A Multiple Ejecta-Circumstellar Meduim Interaction Model and Its Implications for the Superluminous Supernova iPTF15esb

TL;DR

This paper introduces a multiple ejecta-CSM interaction model to explain the complex light curve and spectral features of the superluminous supernova iPTF15esb, revealing insights into its progenitor's mass-loss history.

Contribution

The study develops a novel multi-shell ejecta-CSM interaction model that successfully reproduces the observed light curve and spectral features of iPTF15esb, providing new understanding of pre-supernova mass loss.

Findings

The model accurately fits the observed light curve of iPTF15esb.

Progenitor experienced at least three violent mass-loss events.
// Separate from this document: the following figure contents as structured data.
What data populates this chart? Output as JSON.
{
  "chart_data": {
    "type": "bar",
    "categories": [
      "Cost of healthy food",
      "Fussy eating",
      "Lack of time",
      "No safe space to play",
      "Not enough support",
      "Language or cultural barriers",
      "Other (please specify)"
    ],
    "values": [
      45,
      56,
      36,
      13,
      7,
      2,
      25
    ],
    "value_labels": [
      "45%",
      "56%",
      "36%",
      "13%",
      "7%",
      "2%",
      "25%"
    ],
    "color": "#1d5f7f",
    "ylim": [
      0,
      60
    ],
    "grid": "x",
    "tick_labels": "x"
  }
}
CSM shell densities increase as their masses decrease closer to explosion.

Abstract

Recently, a hydrogen-poor superluminous supernova (SLSN) iPTF15esb at redshift $z=0.224$ was reported, whose light curve (LC) and spectrum show several unusual characteristics. Its late-time spectrum shows a strong, broad H$\alpha $ emission line and the bolometric LC exhibits two peaks and a post-peak plateau. Here we propose an ejecta-circumstellar medium (CSM) interaction model involving multiple shells and winds to explain this double-peak SN. We find that the theoretical LC reproduced by this model can well match the observations of iPTF15esb. Based on this result, we infer that the progenitor has undergone at least three violent mass-loss processes before the SN explosion. Furthermore, we find that the masses of the CSM wind and shells from the outermost shell (the first eruption) to the innermost wind (the final eruption) decrease sequentially but their densities increase. The variation trend of the inferred densities of the shells and wind is consistent with the stellar structure before an SN explosion. Further investigations for similar SLSNe would provide a probe for the mass-loss history of their progenitors.